Frankie Bridge
Mental health policies exist on paper in almost every large organisation. What is usually missing is a voice employees recognise from their own lives, someone who makes the conversation feel permissible rather than procedural. When wellbeing programmes read as HR compliance, take-up stalls and the people who need support most stay silent.
Frankie Bridge is a broadcaster, author and Mind ambassador who speaks to workplace audiences on anxiety, depression and maternal mental health from lived experience, paired with clinical input from her published co-authors.
Full Profile
Why organisations work with Frankie Bridge
- She turns a wellbeing agenda into a conversation employees actually join. Lived-experience voices move audiences past the policy document in a way clinical presentations rarely do.
- Her two books, OPEN and GROW, are co-written with clinical psychologist Maleha Khan and psychiatrist Dr Mike McPhillips, which gives the material a structure beyond memoir and a reference employees can take home.
- She is a formal ambassador for Mind, the UK’s largest mental health charity, anchoring her advocacy in a named institution rather than personal testimony alone.
- Her platform reaches the employee demographic most corporate wellbeing programmes struggle to engage: women aged 25 to 45, working parents, and audiences outside the usual executive wellbeing circuit.
Biography highlights
- Ambassador for Mind, the UK mental health charity, following hospitalisation in May 2012 for anxiety, depression and panic attacks.
- Author of OPEN: Why Asking for Help Can Save Your Life, a Sunday Times bestseller co-written with clinical psychologist Maleha Khan and psychiatrist Dr Mike McPhillips.
- Author of GROW: Motherhood, mental health and me, published 2021, again with Khan and McPhillips.
- Host of Open Mind with Frankie Bridge, a podcast running since 2019 across Apple Podcasts, Spotify and Global Player.
- Regular panellist on ITV’s Loose Women since 2021, speaking publicly on anxiety and women’s health.
- Former member of The Saturdays (2007 to 2014) and runner-up on BBC’s Strictly Come Dancing 2014.
Biography
A wellbeing programme only works when employees believe the people in front of them have been where they have. That credibility is hard to manufacture from a policy deck or a clinician’s slide set. Bridge built her audience on the opposite ground, by talking openly about her 2012 hospitalisation for anxiety and depression while still a member of one of the UK’s biggest pop acts.
Her book OPEN: Why Asking for Help Can Save Your Life came out of that period and became a Sunday Times bestseller.
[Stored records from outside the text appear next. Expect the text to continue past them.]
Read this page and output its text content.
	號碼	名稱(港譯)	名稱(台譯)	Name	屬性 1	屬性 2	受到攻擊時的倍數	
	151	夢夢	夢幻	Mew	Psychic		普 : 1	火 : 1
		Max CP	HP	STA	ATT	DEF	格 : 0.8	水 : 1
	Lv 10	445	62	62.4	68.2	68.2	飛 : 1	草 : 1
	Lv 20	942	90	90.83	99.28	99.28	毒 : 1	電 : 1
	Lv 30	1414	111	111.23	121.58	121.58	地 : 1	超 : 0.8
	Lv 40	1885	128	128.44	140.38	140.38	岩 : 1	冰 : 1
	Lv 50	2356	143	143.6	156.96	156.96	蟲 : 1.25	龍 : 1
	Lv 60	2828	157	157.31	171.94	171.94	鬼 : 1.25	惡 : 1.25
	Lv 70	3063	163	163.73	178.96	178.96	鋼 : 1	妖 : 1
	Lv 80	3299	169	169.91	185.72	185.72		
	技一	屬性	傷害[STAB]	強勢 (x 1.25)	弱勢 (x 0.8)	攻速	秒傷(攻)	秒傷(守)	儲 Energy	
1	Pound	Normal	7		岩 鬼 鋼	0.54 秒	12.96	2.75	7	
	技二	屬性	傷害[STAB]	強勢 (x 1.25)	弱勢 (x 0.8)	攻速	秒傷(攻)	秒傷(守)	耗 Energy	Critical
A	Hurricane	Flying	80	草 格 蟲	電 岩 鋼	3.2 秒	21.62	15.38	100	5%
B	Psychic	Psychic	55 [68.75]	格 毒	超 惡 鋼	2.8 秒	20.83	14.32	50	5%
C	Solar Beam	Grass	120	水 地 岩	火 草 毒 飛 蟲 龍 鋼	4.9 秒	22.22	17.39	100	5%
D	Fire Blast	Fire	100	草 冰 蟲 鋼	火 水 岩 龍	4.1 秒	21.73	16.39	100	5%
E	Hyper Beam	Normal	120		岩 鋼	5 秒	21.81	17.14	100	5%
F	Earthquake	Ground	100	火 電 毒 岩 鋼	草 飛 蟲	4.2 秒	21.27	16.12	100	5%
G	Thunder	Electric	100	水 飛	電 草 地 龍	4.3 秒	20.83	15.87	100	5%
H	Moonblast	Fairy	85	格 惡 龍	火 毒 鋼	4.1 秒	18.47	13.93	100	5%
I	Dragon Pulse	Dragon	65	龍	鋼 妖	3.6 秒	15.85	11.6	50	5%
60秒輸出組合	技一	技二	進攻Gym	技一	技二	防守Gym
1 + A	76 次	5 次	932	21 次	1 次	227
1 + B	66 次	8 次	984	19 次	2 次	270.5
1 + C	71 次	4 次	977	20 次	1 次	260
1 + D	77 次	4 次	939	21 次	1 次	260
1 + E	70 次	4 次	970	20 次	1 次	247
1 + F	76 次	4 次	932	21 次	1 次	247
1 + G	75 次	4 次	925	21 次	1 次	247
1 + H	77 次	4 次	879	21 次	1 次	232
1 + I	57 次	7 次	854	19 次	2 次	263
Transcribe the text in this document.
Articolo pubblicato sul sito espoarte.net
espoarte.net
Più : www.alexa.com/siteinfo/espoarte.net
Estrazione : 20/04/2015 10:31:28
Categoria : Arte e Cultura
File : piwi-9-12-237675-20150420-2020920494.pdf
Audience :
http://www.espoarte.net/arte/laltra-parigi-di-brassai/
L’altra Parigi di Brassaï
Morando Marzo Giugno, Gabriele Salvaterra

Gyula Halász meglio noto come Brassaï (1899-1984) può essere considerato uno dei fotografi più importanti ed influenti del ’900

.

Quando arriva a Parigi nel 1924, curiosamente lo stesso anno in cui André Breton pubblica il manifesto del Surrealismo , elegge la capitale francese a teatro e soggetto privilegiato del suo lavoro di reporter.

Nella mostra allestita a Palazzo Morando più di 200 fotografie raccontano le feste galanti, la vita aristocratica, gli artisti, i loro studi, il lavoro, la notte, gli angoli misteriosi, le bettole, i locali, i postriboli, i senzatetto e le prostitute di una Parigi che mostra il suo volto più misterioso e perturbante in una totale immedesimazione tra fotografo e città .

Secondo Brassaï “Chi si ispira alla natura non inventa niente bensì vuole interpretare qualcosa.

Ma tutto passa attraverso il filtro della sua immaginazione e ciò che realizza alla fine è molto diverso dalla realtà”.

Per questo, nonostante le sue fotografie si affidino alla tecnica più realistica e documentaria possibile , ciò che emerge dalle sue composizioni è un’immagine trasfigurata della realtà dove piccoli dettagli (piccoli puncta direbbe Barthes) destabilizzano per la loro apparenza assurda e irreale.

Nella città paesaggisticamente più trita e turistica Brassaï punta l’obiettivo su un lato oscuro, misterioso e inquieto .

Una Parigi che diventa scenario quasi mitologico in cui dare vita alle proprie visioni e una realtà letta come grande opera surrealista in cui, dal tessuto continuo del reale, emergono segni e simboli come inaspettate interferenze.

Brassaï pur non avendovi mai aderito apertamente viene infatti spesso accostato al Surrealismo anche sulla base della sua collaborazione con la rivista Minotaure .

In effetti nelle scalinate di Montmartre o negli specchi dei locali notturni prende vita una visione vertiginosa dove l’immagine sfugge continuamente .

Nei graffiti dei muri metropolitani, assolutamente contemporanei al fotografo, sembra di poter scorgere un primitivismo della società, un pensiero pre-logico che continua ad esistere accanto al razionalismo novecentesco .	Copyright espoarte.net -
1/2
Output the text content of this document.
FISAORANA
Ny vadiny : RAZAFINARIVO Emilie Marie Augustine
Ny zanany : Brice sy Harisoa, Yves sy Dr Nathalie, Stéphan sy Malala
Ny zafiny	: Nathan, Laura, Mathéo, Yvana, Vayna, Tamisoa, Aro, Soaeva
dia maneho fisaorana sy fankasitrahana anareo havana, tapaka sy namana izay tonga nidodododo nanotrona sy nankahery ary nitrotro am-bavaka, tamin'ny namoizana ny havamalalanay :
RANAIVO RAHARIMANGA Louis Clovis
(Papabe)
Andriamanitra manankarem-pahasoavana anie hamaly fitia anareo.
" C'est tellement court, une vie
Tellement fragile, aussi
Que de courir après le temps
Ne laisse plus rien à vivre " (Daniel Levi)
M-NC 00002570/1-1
It was co-written with clinical psychologist Maleha Khan and psychiatrist Dr Mike McPhillips, which is what separates it from a standard celebrity memoir. GROW, published in 2021, applied the same format to maternal mental health, again with Khan and McPhillips, and addressed anxiety in pregnancy and the early years of parenting.
The advocacy sits inside a formal relationship with Mind, the UK mental health charity, where she is a named ambassador. Her Open Mind podcast extends the work across longer conversations with guests from public life, and her seat on ITV’s Loose Women keeps mental health vocabulary in mainstream women’s broadcasting.
For a corporate audience, the specific value is reach into the employee groups that wellbeing programmes most often miss. Working women in their late twenties to mid forties recognise her from television, bookshops and podcasts, and listen differently because of it. That is the variable most internal mental-health campaigns cannot solve with budget alone.
Key speaking topics
- Mental health in the workplace
- Maternal mental health
- Anxiety, depression and panic
- Employee wellbeing and lived experience
- Women’s health at work
- Reducing stigma in corporate mental health conversations
Ideal for
- Employee wellbeing days, mental health awareness events and internal conferences where lived experience lands harder than clinical theory alone.
- HR, people and DEI teams building programmes for working parents, particularly women returning from maternity leave.
- Women’s networks and ERGs looking for a recognisable broadcaster who speaks credibly on anxiety and maternal mental health.
Audience outcomes
- A clear reference point, anchored in two published books, for how to talk about anxiety and depression at work without defaulting to policy language.
- A direct look at how maternal mental health shows up in the early years of a career return, drawn from Bridge’s work with her clinical co-authors.
- Permission for employees to treat mental health conversations as normal rather than escalatory, which in turn lifts engagement with existing wellbeing resources.
- A concrete answer to the question most wellbeing programmes struggle with: what does asking for help actually look like in practice, from someone who has done it.